Edvard Grieg gilt als der bedeutendste norwegische Komponist. Sein bekanntestes Werk «Peer Gynt» bzw. die daraus von ihn erstellten Suiten, brachten ihm nicht nur den Ruf eines Nationalkomponisten ein, sondern machte ihn auch weltberühmt. Die Melodien daraus zählen heute zu den Evergreens, die in Filmen und Werbungen zum Einsatz kommen.

«Im Volkston»

Der Kassenschlager «Peer Gynt» bildet dabei allerdings eine Ausnahme im Werke Griegs: denn eigentlich schrieb Grieg eher kammermusikalische Stücke als grosse, monumentale Werke. Inspiration fand er dabei in der Volksmusik seiner Heimat. Dieser Einfluss ist auch in seinen «Zwei nordischen Weisen» für Streichorchester op. 63 deutlich zu erkennen. Wobei dies jedoch nicht bedeutet, dass Grieg die norwegische Volksmusik immer direkt zitierte. Schon die Bezeichnung des ersten Satzes, «Im Volkston», verrät uns, dass es sich dabei nicht um die Bearbeitung eines traditionellen Stücks handelt, sondern um eine Komposition im Stil der Volksmusik. Tatsächlich zitierte Grieg hier nämlich kein Volkslied, sondern ein Werk des Diplomaten und Amateurmusikers Fredrik Due (1853–1906). 1894 hatte dieser eine Sammlung von Stücken an Grieg gesandt. Anscheinend war Grieg von einer besonders bewegenden, 16-taktigen Melodie so angetan, dass er sie in ein eigenes Werk verwandelte. Bei der Uraufführung am 12. Oktober 1895 trug die damals noch eigenständige Komposition daher den Namen «Legende für Streichorchester über eine Melodie von Fr. Due». Und auch wenn der Bezug aus der Satzbezeichnung nun nicht mehr herauszulesen ist, zieren folgende Worte zu den «Nordischen Weisen» noch heute die Noten: «Seiner Excellenz Herrn Fr. Due k. norwegisch-schwedischer Botschafter in Paris gewidmet».

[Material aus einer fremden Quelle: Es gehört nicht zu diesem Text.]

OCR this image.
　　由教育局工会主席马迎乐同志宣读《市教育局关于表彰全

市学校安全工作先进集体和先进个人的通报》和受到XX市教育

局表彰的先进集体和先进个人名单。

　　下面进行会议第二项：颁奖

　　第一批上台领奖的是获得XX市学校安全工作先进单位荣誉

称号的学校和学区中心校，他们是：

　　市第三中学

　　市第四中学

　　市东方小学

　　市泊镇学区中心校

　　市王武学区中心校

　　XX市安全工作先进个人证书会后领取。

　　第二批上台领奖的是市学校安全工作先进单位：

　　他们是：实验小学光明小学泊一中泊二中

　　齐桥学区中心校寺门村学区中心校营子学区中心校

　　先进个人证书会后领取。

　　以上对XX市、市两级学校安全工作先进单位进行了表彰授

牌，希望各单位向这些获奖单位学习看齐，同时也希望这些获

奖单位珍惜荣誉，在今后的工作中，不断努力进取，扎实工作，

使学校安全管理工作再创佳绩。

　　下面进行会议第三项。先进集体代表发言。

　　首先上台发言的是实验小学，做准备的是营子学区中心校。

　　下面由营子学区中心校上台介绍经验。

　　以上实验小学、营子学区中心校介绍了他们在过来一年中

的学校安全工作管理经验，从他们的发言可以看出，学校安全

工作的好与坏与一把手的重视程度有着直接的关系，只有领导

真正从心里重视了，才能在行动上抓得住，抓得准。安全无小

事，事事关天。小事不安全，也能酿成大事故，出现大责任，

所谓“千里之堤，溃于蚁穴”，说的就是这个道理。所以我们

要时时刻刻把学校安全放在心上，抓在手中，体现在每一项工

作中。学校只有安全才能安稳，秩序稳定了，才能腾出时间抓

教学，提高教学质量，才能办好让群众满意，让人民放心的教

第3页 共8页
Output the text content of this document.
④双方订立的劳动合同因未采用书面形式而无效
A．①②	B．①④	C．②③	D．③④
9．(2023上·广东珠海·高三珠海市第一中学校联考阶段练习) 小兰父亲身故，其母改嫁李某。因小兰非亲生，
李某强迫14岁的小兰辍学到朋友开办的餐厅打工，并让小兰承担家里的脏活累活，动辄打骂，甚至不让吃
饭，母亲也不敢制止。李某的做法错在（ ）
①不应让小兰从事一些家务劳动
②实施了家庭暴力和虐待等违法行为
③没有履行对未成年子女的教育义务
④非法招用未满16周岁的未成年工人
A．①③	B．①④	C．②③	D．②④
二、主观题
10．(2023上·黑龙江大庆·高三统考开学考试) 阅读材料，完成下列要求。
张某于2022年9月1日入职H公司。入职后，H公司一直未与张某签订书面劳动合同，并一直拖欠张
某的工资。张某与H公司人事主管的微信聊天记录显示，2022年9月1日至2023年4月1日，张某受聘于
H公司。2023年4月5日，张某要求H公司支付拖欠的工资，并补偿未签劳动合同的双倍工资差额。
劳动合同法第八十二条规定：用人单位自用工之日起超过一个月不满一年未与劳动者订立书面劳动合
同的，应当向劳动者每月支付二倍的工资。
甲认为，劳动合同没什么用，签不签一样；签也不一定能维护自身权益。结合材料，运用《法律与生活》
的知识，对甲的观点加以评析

«Kuhreigen und Bauerntanz»

Der zweite Satz, «Kuhreigen und Bauerntanz», basiert hingegen auf zwei «echten» Volksmelodien, die Grieg aus der Sammlung «Ältere und neuere Norwegische Bergmelodien» des norwegischen Komponisten, Organisten und Volksmelodien-Forschers Ludvig Mathias Lindemann (1812–1887) entnahm. Einige dieser Musiken hatte Grieg schon Jahrzehnte zuvor zu Klavierwerken verarbeitet, die europaweit zu Verkaufsschlagern geworden waren. Nun bediente er sich erneut zweier Stücke aus der Sammlung, nämlich der Nummern 22 («Lockruf – Kuhreigen aus Valdres») und 18 («Humoristischer Tanz»). Grieg gelang es eine Klangwelt aufzubauen, die norwegische Landschaften vor dem inneren Auge entstehen lässt und damals wie heute niemanden zweifeln lassen, weshalb er als «der» norwegische Komponist gilt.